The son of a Black man killed last year by a Georgia state trooper attempting a traffic stop over a broken tail light said Monday he will march across a stretch of southeast Georgia in hopes of getting federal authorities to take up the case.
Brook Bacon is trying to get renewed attention to the slaying of his father, 60-year-old Julian Lewis nearly three months after a grand jury in rural Screven County declined to indict the trooper who shot him in the head.
“That can't be left unchallenged,” Bacon told reporters during an online news conference with his attorneys. He added: “In split-second moments, these tragedies happen and too often they get swept aside."
Trooper Jacob G. Thompson was fired by the Georgia State Patrol and jailed on charges of felony murder and aggravated assault soon after Lewis was killed on Aug. 7, 2020, in Screven County. Thompson said Lewis tried to flee a traffic stop for a broken tail light. After a short chase, the trooper forced Lewis' car into a ditch.
Thompson wrote in his incident report that he shot Lewis as Lewis was revving his engine and turning his steering wheel, as if he was trying to ram the trooper. But Georgia Bureau of Investigation Agent Dustin Peak later testified in court that was impossible. Peak said Lewis’ car battery disconnected when his vehicle hit the ditch, leaving the car inoperable.
The murder case in state court stalled in late June, when a grand jury declined to indict Thompson.
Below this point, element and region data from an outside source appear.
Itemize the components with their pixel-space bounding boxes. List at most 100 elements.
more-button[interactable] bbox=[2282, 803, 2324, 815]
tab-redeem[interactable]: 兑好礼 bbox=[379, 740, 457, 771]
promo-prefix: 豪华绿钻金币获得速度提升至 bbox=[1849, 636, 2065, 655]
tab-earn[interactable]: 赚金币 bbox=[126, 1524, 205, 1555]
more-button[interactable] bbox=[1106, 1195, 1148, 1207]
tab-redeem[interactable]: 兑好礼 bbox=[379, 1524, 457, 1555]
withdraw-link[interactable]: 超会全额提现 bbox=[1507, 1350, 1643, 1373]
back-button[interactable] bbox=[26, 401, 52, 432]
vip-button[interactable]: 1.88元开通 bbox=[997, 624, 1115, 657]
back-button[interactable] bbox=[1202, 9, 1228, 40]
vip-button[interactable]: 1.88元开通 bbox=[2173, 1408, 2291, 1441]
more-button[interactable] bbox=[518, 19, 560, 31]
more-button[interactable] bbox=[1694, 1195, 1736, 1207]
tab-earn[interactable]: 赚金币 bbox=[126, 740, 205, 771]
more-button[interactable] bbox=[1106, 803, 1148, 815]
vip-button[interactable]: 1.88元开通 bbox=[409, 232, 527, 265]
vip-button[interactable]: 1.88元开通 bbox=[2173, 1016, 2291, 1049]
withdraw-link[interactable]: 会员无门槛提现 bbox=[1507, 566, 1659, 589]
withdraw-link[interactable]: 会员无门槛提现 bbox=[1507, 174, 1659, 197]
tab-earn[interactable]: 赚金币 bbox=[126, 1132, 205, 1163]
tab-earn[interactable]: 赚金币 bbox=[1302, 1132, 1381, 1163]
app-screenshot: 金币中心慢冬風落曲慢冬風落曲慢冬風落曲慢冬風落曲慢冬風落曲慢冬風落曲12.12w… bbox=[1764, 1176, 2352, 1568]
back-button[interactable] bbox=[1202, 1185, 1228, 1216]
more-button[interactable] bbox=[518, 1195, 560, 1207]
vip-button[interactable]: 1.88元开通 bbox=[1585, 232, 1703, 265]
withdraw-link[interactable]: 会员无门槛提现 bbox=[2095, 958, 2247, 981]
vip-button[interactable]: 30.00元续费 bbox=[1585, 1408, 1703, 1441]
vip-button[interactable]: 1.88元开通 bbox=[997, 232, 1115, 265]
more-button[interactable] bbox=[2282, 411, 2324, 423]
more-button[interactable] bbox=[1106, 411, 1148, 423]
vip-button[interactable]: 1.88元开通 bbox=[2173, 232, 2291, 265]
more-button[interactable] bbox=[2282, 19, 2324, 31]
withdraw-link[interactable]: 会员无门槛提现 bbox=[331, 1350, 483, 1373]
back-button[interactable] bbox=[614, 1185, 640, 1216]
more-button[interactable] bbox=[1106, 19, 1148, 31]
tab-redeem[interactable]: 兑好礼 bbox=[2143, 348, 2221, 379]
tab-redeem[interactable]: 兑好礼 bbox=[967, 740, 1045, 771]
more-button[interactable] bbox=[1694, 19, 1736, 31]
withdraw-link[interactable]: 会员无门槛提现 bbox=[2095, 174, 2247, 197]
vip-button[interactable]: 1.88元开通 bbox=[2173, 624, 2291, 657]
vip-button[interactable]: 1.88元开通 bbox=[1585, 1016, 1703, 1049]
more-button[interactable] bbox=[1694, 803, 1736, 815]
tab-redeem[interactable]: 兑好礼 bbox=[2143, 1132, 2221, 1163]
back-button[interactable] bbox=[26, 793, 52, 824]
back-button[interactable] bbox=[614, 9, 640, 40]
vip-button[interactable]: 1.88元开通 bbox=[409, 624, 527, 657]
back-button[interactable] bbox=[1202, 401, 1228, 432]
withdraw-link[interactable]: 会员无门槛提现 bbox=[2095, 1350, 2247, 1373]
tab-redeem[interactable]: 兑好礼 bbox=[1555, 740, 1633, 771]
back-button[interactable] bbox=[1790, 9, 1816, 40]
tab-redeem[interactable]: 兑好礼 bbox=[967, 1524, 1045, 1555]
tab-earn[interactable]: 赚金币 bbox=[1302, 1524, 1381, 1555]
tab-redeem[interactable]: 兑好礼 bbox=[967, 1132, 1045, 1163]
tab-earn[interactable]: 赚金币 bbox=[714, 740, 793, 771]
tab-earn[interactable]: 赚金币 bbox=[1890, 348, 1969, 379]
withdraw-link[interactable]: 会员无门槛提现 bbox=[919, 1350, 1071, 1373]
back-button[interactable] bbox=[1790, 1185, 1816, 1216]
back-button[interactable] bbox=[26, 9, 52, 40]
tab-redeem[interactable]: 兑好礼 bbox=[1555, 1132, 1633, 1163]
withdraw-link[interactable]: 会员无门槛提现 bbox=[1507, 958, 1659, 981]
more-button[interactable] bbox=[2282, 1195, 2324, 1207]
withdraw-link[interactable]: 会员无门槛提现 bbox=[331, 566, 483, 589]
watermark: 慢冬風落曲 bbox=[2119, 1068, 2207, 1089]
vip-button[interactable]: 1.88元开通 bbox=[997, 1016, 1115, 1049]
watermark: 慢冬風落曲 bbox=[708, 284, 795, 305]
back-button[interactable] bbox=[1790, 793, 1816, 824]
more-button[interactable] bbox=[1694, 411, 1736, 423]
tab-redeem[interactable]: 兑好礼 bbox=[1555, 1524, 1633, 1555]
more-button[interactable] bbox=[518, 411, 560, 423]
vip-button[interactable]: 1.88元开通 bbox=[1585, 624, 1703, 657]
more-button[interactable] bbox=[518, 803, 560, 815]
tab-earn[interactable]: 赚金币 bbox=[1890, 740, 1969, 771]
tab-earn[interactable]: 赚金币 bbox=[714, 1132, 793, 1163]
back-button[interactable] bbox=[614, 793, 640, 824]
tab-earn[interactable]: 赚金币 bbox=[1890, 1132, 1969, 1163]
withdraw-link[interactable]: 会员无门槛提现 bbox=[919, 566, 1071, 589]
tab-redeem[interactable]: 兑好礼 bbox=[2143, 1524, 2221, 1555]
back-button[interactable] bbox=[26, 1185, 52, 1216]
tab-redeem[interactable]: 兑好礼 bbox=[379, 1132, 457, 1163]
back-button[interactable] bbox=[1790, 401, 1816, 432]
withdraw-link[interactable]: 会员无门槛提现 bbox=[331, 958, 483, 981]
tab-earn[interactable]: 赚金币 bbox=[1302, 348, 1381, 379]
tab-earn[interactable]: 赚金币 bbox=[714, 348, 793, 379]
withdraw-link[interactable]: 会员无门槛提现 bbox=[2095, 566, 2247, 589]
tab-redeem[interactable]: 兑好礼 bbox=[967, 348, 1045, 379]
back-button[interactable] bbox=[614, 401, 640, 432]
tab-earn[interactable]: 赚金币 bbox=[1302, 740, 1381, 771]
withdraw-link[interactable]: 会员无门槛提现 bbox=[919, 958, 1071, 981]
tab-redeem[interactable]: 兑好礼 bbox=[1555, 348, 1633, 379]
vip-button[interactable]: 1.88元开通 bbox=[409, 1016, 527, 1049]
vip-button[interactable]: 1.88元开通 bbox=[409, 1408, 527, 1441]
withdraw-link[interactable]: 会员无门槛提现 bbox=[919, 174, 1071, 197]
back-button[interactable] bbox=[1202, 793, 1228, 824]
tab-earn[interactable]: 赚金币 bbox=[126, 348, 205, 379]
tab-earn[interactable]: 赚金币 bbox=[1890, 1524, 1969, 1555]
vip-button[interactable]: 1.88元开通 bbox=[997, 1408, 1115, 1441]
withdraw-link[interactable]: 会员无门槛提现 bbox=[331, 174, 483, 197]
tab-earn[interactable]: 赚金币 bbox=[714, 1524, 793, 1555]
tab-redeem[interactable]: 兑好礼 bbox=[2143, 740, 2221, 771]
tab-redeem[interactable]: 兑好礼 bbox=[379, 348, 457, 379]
Ogeechee Judicial Circuit District Attorney Daphne Totten, whose office was prosecuting the case, has not said whether she will try again to indict the former trooper.
“It’s so outrageous that we have to call on federal intervention,” said Mawuli Davis, an attorney for Thompson's family.
Starting Thursday, Bacon plans to set out with his lawyers and civil rights activists on a 60-mile (96-kilometer) march from the scene of the shooting in Screven County to the federal courthouse in downtown Savannah. They expect to finish the trek on Monday.
After the grand jury decided against moving forward with charges, Thompson's defense attorney, Keith Barber, said the former trooper was “only doing his job” to protect the public and “acted in self-defense” when he shot Lewis.
Bacon and other members of Lewis' family have said they feel even more strongly that he was murdered after prosecutors in July showed them dash-camera video of the shooting. They have called on Totten to release that video to the public and to bring the case before a new grand jury.
Totten has not said what her office plans to do. She did not immediately return phone and email messages Monday.
This story has been corrected to show that the name of Julian Lewis' son is Brook Bacon, not Brooks Bacon.